We considered this group to be “expert users” who could provide insight into the limitations of available natural history database interfaces (including Symbiota portals) for managing collections and showing collections to non-expert visitors. Not all herbaria use Symbiota-based databases for managing their collections. However, all the herbarium professionals who participated in our meeting were familiar with the structure and functionality of Symbiota portals.
Herbarium professionals use collection databases in a variety of ways. Among other things, these include: tracking specimen loans and exchanges; reporting collection activities to upper institutional administration; reporting to funding agencies; data entry for new and existing specimens; displaying and exhibiting collections to visitors. The discussions during this meeting centered around three main themes for an improved interface that would help herbarium operations:
- Easier management of herbarium data including loan activity and generating reports
- Improved options for data entry by students and volunteers
- Enhanced search functionality for non-expert visitors to the herbarium (e.g., external groups, donors, undergraduate classes for non-majors)
Need for tools to enhance and improve data management
Herbarium specimens are often loaned and received to and from other institutions for research purposes. New specimens are also sent and received as gifts or part of exchange agreements. Tracking these activities is an important part of herbarium professionals’ duties. In the past, these records were kept in log books but nowadays, they are mostly stored electronically with direct links to the specimen records via the accession numbers.
For loan activity, meeting participants discussed the utility of using a database interface to find subsets of specimens for loans. This could be the actual specimens or a “loan” of electronic records. The ability to sort, pile, and tag digitized specimens in groups for re-determination after they come back from loans would also be a useful feature. In many cases, specimens sent out on loan come back with new identifications based on expert assessment by the person requesting the loan. The ability to group the records and batch update the determinations would be a useful feature for herbarium professionals.
Herbarium professionals also provide detailed reports to upper level administrators. This could be reporting the number of loans, gifts and exchanges and the growth of the collection in a particular region or taxonomic group or across the entire collection.
Also, there is a need for tracking specimen citations in academic journals to illustrate the value of the collection to the broader research community.
Herbarium professionals also need to track changes and edits to existing electronic specimen records and record the number of new records added to the database. The ability to perform these functions and generate activity reports with a slider to define a date range would be a particularly useful feature.
There was also discussion about the utility of linking to other resources containing data obtained from particular specimens (e.g., DNA sequence data from a particular specimen that is stored in the GenBank database).
The following quotes from meeting participants illustrate these points:
“So it’s a little a little limiting as I’d have to … go through six steps to figure out what they [students working on data entry] changed.”
“One of the questions that was asked in an external review was what percentage of your collection is actually being used? Well, that’s a difficult question to answer, you can look at the amount of loans that are out there and that gives you a percentage … But then there’s the rest of the collection that is valuable because it’s used for comparative purposes [but this may not be tracked] … But we don’t really have a good way of determining in some cases who’s actually using it”

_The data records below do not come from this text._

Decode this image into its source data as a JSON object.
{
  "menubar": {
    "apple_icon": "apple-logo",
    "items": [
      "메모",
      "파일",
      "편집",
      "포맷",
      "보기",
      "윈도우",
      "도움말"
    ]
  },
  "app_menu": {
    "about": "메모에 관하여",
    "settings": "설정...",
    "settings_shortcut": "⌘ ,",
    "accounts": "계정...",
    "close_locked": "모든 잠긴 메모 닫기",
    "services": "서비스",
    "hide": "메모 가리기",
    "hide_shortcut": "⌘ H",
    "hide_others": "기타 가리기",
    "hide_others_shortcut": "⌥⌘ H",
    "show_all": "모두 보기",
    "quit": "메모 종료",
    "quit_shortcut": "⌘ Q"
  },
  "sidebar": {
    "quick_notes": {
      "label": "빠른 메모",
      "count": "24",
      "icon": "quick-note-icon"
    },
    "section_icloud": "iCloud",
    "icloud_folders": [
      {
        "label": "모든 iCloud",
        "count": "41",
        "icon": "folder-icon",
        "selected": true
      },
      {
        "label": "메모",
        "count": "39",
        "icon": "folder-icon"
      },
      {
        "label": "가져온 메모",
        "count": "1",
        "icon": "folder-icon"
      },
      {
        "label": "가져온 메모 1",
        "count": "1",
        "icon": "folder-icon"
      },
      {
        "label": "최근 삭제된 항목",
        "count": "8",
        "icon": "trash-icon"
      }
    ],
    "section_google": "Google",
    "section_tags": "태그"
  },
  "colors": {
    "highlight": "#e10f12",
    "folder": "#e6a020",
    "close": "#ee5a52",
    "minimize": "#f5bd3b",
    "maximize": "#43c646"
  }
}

Need for tools to increase efficiency of data entry
Over the past 10-15 years, herbarium collections are increasingly being digitized and made available online. This increased access has broadened the utility of specimens and their associated collection data, making them relevant to a much wider audience. Digitizing specimens, particularly the data transcription part of the procedure, is slow. Improving efficiency was discussed as an important aspect of an improved database interface. Some key features include:
- The ability to update and annotate records from expert determinations and comments that are received online. Being able to make batch annotations and redeterminations would be particularly useful in this regard.
- Herbarium specimens are often collected in duplicate sets that are distributed to several different herbaria. An enhanced ability to search for and “ingest” existing digitized records of duplicate specimens held at other herbaria would allow digitizers to take advantage of work already completed.
- The work of digitizing is often carried out by undergraduate students and volunteers who may have limited experience and knowledge of botany. Designing a data entry form that is easier for non-expert users would cut back on training time and make the entire process more efficient.
- Batch uploads of existing records that share some provenance (e.g., taxonomy, collection locality) would also greatly improve data entry efficiency. An example quote from one meeting participant illustrates this point: “I used to work at the New York Botanical Gardens and with EMU [the NYBG database] you could put in the genus and species scan the first barcode scan the last barcode and, bam, it made 20 records.”
The importance of an enhanced search functionality
In the same way that finding a particular book title in a library database is not always easy, finding specimen records in existing databases can be challenging, particularly if precise search terms are not known.
One example is the spelling of a collector’s name. If the exact spelling is not known, the ability to search for “sounds like” so an exact match is not needed, would be useful.
In other situations, it might be necessary to find specimens from a certain habitat type (e.g., oak forest). Most herbarium databases have a field for habitat but in some cases, the information is mistakenly added to the locality field.
Being able to search across fields for particular search terms would eliminate the problem of finding specimen records that were incorrectly entered.
In addition, being able to search for visual features such as flower or fruit color is often a way that non-expert users may want to access the data.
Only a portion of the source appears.